Agritourism is fast becoming a popular trend in family travel. It’s an extension of eco-tourism and a sensational option for families with children of all ages, as it offers a true hands-on opportunity to explore working farms and ranches. Whether you choose to visit an alpaca farm or an apple orchard, your future agritourism trip can take be anything from a short afternoon jaunt to a week-long expedition — or more. The opportunities to immerse oneself in all that Mother Nature has to offer abound in every region of the country.
While becoming a celebrated travel fad, agritourism (also spelled agro tourism) is still in its early roots in America. Agritourism has already taken off in countries such as Italy, Argentina and Canada. The basic theme behind the travel trend is to visit farms and ranches that produce agricultural products — this can range from fruit groves and vegetable crops to working dairy farms. Agritourism overlaps with culinary expeditions because many of the locations you are able to visit allow you to pick your own goodies before educating you and your family about ways to utilize the products, much like a farm-to-table experience.
Does agritourism sound intriguing? Are you ready to get your feet wet? The best place to start your agritourism venture is a farmers market. Take the family down one afternoon or weekend and let your children visit with the vendors.
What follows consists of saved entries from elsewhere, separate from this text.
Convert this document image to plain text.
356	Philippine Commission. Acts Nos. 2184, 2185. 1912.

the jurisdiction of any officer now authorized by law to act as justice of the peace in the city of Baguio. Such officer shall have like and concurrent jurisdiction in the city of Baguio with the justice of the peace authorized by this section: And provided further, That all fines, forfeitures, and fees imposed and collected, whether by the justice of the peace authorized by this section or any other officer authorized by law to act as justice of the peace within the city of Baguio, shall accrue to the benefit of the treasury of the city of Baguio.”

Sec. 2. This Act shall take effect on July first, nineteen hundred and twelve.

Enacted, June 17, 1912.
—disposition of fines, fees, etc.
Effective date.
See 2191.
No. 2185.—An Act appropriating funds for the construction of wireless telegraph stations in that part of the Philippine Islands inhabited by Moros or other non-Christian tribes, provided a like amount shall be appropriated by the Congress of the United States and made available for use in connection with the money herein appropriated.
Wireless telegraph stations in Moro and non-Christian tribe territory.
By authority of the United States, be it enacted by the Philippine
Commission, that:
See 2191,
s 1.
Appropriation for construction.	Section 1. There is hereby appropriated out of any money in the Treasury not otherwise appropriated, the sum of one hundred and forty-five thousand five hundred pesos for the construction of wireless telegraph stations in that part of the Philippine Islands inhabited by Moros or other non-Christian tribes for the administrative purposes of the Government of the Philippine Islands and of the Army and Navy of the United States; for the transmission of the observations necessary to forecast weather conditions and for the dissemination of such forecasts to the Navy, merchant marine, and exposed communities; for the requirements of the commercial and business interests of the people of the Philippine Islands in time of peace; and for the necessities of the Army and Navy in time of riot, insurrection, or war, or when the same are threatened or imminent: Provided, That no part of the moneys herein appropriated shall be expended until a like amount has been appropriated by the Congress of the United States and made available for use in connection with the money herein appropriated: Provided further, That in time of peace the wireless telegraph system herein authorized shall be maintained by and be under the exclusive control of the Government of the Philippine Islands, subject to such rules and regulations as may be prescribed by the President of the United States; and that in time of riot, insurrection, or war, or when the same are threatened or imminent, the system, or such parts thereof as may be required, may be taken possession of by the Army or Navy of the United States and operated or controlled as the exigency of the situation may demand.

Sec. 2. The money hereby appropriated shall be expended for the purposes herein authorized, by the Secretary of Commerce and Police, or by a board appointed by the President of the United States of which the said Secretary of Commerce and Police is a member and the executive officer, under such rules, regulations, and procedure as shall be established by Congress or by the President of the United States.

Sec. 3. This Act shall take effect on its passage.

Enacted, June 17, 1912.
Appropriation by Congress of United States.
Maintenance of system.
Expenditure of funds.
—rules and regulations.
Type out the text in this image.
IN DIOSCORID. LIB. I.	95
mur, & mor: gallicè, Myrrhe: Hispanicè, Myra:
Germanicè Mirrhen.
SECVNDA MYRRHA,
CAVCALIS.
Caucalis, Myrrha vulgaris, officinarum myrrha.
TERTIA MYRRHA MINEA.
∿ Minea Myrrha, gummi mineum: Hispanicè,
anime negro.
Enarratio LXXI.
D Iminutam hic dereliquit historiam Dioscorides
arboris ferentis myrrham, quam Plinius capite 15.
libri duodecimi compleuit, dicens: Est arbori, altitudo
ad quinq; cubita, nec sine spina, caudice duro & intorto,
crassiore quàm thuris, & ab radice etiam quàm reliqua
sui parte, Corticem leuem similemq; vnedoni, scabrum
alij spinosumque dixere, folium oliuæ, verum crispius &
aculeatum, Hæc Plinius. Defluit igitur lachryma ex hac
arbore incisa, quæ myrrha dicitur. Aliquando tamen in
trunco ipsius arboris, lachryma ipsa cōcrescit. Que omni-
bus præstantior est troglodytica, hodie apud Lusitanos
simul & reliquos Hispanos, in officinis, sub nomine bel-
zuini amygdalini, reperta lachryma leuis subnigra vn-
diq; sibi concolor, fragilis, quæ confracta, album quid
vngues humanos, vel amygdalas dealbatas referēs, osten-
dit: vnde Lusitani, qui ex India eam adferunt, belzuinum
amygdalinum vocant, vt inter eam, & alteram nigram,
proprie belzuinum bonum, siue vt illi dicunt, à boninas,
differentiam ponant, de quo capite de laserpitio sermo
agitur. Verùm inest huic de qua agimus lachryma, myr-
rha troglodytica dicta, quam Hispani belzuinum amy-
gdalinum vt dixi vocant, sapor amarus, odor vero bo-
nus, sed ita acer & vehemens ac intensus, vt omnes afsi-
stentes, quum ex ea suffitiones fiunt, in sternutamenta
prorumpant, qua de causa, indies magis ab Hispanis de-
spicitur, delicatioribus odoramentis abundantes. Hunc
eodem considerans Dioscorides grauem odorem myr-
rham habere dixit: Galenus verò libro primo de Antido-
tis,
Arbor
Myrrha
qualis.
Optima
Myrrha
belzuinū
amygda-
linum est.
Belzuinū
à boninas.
You might learn your daughter is interested in how cheese is made or your son would like to know how the berries get into the jam. Pick locations that pique the interest of your family.
Roughly 80 percent of the United States population lives in urban corridors. However, the 2007 Census of Agriculture found that nearly 41 percent of America’s land is managed by farmers and ranchers. That translates to a whole lot of space for exploration through agritourism. But how does one go about it? The easiest and quickest way to plan a farm vacation is to call a state tourism office.
Take Washington State — upon calling their state tourism office and requesting agritourism locations, they will be able to list a plethora of fabulous farms to visit, almost 20 full pages. There are berry farms, cheese farms, orchards and more. Skagit County, for example, is a gold mine.
From there you can choose farms that allow you to stay overnight or places you can visit for a few hours at a time. The tourism office can help you find inns, hotels and bed and breakfasts along your route to accommodate any needs.
Most people thing of dude ranches when it comes to ranch travel, and there’s nothing wrong with that! Working horse, cattle, sheep and buffalo operations are mesmerizing and right in line with agritourism. The majesty of the animals combined with the vast lands they roam is awe-inspiring.
The mythical Old West delivers more all-inclusive ranch stays than any other region. California, New Mexico, Arizona, Colorado, Wyoming and Idaho rank among the most popular destinations to visit working operations. Children are able to participate in traditional ranch round-ups, milking of cows and more. Spring is an especially attractive time to visit with the births of so many offspring. Allowing your child to hand-feed or bottle-feed a newborn provides memories they will cherish through adulthood.